I figured I’d kind of skip over this variant in the least squares estimator, after all, my goal is to talk about all the stepping stones to get to the Kalman filter, and I’m a little impatient, but I like talking about the weighted least squares estimator because it shows that even if some of our measurements are less reliable than others we should never discard them. If we continue to run with the beat to death example of a resistor, let’s now assume we are using a couple different multimeters to make measurements, one that is really expensive and calibrated, and one that’s been purchased from Amazon for 10 dollars.

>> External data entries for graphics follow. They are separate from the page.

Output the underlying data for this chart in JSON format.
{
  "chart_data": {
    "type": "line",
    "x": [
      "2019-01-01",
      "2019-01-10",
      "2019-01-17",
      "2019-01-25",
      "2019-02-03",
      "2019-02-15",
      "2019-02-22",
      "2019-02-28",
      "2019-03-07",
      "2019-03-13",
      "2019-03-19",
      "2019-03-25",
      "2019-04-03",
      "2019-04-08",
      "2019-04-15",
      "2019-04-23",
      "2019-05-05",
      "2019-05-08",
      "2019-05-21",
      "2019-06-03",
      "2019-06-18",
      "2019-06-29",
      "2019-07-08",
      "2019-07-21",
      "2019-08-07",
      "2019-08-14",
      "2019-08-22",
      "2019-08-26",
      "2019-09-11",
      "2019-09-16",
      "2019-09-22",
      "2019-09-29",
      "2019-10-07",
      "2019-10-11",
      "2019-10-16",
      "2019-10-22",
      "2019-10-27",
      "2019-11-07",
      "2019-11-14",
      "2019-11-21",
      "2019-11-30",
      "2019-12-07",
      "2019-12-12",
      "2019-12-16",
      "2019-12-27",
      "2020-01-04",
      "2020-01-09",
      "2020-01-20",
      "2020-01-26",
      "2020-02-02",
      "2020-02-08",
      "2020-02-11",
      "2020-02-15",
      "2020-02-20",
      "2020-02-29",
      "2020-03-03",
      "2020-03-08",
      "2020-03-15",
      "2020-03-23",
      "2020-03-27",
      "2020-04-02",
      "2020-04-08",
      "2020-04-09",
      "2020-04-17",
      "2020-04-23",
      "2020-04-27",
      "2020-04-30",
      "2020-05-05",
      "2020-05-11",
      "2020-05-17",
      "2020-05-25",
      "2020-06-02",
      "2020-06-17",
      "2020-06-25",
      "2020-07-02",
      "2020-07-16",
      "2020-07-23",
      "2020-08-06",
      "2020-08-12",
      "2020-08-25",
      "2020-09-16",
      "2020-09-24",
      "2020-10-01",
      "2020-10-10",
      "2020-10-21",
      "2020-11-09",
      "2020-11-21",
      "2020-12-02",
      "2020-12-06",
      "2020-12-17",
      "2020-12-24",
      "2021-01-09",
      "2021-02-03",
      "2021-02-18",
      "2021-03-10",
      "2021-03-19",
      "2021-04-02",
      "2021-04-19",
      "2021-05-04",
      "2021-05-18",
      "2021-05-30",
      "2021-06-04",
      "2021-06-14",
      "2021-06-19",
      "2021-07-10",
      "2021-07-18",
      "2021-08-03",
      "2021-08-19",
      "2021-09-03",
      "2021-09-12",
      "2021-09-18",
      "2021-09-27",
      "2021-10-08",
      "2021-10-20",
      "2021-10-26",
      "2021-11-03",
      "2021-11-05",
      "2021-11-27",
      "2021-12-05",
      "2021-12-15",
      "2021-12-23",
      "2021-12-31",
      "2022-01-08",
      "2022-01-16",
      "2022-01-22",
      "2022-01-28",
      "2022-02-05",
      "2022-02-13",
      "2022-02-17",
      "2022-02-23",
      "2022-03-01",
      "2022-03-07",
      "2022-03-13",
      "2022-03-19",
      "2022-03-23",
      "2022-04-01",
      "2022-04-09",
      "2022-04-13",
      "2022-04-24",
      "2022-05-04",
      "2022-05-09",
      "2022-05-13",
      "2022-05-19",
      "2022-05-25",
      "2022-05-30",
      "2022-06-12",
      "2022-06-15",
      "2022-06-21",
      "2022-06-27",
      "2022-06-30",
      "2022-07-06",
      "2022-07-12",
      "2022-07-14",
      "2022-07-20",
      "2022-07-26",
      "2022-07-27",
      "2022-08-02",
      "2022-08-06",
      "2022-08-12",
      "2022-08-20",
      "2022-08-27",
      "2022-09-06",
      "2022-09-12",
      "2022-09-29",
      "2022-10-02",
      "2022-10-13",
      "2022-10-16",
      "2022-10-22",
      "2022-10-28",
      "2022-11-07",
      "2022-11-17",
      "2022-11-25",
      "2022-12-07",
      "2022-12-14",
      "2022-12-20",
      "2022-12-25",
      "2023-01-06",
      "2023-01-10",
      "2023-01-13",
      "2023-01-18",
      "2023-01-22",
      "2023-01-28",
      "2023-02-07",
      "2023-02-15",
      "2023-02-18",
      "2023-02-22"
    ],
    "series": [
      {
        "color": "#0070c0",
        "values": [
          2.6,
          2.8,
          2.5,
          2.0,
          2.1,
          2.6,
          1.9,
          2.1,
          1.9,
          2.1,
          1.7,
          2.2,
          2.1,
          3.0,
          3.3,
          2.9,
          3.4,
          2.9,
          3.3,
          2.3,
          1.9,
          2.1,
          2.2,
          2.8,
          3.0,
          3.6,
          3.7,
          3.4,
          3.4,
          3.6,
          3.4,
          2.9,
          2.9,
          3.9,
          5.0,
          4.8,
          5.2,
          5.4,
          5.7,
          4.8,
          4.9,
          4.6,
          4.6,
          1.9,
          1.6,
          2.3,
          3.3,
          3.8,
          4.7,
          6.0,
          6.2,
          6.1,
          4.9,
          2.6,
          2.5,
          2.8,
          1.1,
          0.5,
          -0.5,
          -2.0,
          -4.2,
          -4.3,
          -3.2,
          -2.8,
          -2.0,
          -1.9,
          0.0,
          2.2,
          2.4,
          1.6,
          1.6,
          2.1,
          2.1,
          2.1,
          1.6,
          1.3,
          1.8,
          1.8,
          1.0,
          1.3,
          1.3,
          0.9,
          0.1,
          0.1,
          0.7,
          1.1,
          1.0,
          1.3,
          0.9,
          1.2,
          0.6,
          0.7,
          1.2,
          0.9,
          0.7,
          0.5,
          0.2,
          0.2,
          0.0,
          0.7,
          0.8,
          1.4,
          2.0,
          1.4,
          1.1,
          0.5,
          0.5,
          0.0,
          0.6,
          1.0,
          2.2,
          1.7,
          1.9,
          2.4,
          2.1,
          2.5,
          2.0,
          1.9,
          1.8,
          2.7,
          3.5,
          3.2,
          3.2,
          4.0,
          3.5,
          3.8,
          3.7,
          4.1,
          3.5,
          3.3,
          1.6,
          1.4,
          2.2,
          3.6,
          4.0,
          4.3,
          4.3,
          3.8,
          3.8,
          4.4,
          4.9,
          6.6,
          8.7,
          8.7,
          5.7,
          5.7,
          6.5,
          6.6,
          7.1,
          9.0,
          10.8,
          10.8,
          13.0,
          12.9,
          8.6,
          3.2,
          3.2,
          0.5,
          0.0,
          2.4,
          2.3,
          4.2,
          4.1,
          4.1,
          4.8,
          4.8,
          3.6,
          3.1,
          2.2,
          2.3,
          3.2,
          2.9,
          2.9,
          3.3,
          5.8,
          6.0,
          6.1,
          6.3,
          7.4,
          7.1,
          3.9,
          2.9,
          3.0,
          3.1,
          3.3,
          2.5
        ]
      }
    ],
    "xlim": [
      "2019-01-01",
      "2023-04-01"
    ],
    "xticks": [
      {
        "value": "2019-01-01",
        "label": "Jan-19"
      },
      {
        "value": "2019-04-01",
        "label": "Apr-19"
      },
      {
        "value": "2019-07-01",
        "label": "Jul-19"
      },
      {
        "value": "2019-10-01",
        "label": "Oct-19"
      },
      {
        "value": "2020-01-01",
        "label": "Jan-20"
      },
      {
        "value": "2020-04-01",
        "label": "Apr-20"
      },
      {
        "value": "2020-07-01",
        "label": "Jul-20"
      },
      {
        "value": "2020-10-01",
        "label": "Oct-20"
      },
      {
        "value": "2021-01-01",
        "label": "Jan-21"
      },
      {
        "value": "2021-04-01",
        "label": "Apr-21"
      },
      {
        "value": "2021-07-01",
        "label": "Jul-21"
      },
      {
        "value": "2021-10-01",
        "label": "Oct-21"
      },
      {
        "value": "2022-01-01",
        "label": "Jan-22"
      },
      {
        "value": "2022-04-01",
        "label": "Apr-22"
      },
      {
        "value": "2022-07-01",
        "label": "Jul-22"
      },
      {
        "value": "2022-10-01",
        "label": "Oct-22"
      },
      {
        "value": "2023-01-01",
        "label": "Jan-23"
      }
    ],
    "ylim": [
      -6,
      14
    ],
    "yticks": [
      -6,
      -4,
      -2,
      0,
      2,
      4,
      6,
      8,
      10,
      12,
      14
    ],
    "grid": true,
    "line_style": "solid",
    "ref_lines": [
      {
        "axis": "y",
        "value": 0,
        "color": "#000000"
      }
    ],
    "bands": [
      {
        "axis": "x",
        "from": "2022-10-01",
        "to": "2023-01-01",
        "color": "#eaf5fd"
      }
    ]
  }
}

The above scenario essentially boils down to us saying we have more faith in one measuring device than the other, but how do we represent this in a mathematically meaningful way? With statistics!

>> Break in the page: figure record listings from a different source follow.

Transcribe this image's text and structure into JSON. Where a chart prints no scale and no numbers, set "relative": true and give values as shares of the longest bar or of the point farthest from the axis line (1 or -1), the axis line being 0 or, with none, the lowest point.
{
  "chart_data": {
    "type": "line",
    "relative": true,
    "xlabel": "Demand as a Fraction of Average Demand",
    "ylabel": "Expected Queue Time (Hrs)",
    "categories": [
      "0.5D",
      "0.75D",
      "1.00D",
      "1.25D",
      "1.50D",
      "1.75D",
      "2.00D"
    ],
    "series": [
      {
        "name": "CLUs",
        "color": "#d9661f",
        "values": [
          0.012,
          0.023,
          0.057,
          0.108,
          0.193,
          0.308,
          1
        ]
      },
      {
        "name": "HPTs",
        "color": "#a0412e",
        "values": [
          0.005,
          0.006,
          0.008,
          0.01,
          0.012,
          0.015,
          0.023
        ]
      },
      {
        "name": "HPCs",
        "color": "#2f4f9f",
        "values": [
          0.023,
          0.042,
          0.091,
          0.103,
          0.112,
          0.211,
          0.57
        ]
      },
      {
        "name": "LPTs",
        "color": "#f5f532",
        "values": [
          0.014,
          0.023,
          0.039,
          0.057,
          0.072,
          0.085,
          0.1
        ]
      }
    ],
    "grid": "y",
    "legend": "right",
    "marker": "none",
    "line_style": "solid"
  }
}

Let’s take the same equations from our last little talk about least squares estimation, but modify them now by actually characterizing the noise that we are experiencing. Now, if we assume that the noise for each measurement is zero-mean and independent we can write our expectation and measurement covariance matrix as follows:

\begin{aligned}  1) \displaystyle \qquad E(v_i^2) &= \sigma_i^2 \qquad (i=1, \dotsb, k)\\  R &= E(vv^T) \\  &= diag \left (\sigma_1^2, \dotsb , \sigma_k^2 \right )  \end{aligned}  

We then construct our cost function like we did before, but this time weigh the sum of squares equation by the variance in our measurements. This allows us to place more emphasis on measurements that are less noisy and less emphasis on measurements that are very noisy. This technique of weighing things by how much faith we have in measurements will continue to show up as we discuss “better” estimators. This weighting results in a cost function as follows:

\begin{aligned}  2) \displaystyle \qquad J &= \frac{\epsilon_{y1}^2}{\sigma_1^2} + \dotsb + \frac{\epsilon_{yk}^2}{\sigma_k^2}\\  &= \epsilon_y^T R^{-1} \epsilon_y \end{aligned}  

Honestly, when we carry out the matrix multiplication shown above we get a pretty dumb and long looking equation that I don’t really care to type out, and unless you’re just looking for a proof for a homework assignment it doesn’t matter much. Let’s call it good enough to show that when we again take the partial derivative of our cost function with respect to \hat{x} we arrive at

\begin{aligned}  3) \displaystyle \qquad \hat{x} = \left ( H^TR^{-1}H \right )^{-1}H^TR^{-1}y \end{aligned}  

It goes without saying that since we are inverting R in equation 3 it must be nonsingular, in other words, we have to assume that each of our measurements are affected by at least some amount of noise.

More Examples!

If we return to our example of estimating the resistance of a resistor, we can basically just employ equation 3 directly, which ends up being

\begin{aligned}  4) \displaystyle \qquad \hat{x} &= \left ( H^TR^{-1}H \right )^{-1}H^TR^{-1}y \\  &= \left( \sum \frac{1}{\sigma_i^2} \right )^{-1} \left (\frac {y_1}{\sigma_1^2} + \dotsb + \frac{y_k}{\sigma_k^2} \right ) \end{aligned}  

This time, instead of just the average of measurements our solution becomes the weighted sum of measurements, where each measurement is weighted by the inverse of our uncertainty in that measurement.

Boom.